Last month I wrote about a friend who is reading Gibbon’s masterwork for the first time, and he has sent
along an interim report on the experience. “I’m reading the book in the [David]
Wormsley edition, as you suggested,” he writes. “I’m going about it
systematically and reading 10 pages or so every evening, after dinner. I’m
taking notes and looking up a lot of information on the internet as I’m reading.
I look forward to this time every day.” Precisely the sort of news I like to
hear.
I stumbled on a pdf of
Tate’s Seven Books That Everyone Once Read and No One Now Does, published
last year by Ludovika University Press in Budapest, Hungary. I know nothing
about Tate but I suspect there’s a story behind his choice of that imprint.
I’ve only skimmed portions of the book but already I admire his resolve and
scholarship.
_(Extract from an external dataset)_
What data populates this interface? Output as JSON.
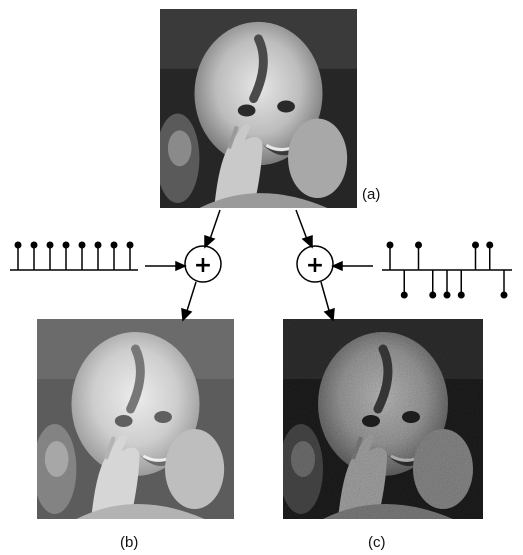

Here are the other books he devotes chapters to:
On Duties (44 B.C.), Marcus Tullius
Cicero
Parallel Lives (early second century
A.D.), Plutarch
The Consolations of
Philosophy (524-525
A.D.), Boethius
Le Morte Darthur (1469-70), Thomas Malory
The Pilgrim’s Progress (1678), John Bunyan
Waverley (1814), Walter Scott
Nothing exotic or arguably
obscure. The only volume I’ve not read is Malory’s, mostly because I’ve never
had much interest in the Arthurian legends. To his credit, Tate several times
refers to Theodore Dalrymple’s These Spindrift Pages (Mirabeau, 2023), which
he refers to as “a book about the thoughts that spring from looking through the
books in the author’s library, reminisces about second-hand bookshops and books
he has bought with traces of their previous owners.” Tate is never scolding or
snobbish. He loves these books, of course, but more importantly he knows our
ancestors did as well. Their endorsement speaks to us. I plan to read Seven
Books in its entirety. In a chapter titled “Why the ‘Great Unread’?” Tate
writes:
“We have also moved away
from a society with an educated class associated with the fostering of a ‘high
culture’, and permeated by the Aristotelian idea that the superior life is the
life of thought, to one that Mario Vargas Llosa has described as a
‘civilisation of spectacle’, in which cultural objects are assumed to be
ephemeral (como el popcorn), exist solely for purposes of entertainment
and are evaluated in terms of their financial success, and in which the old
notion of cultural hierarchies has largely been lost.”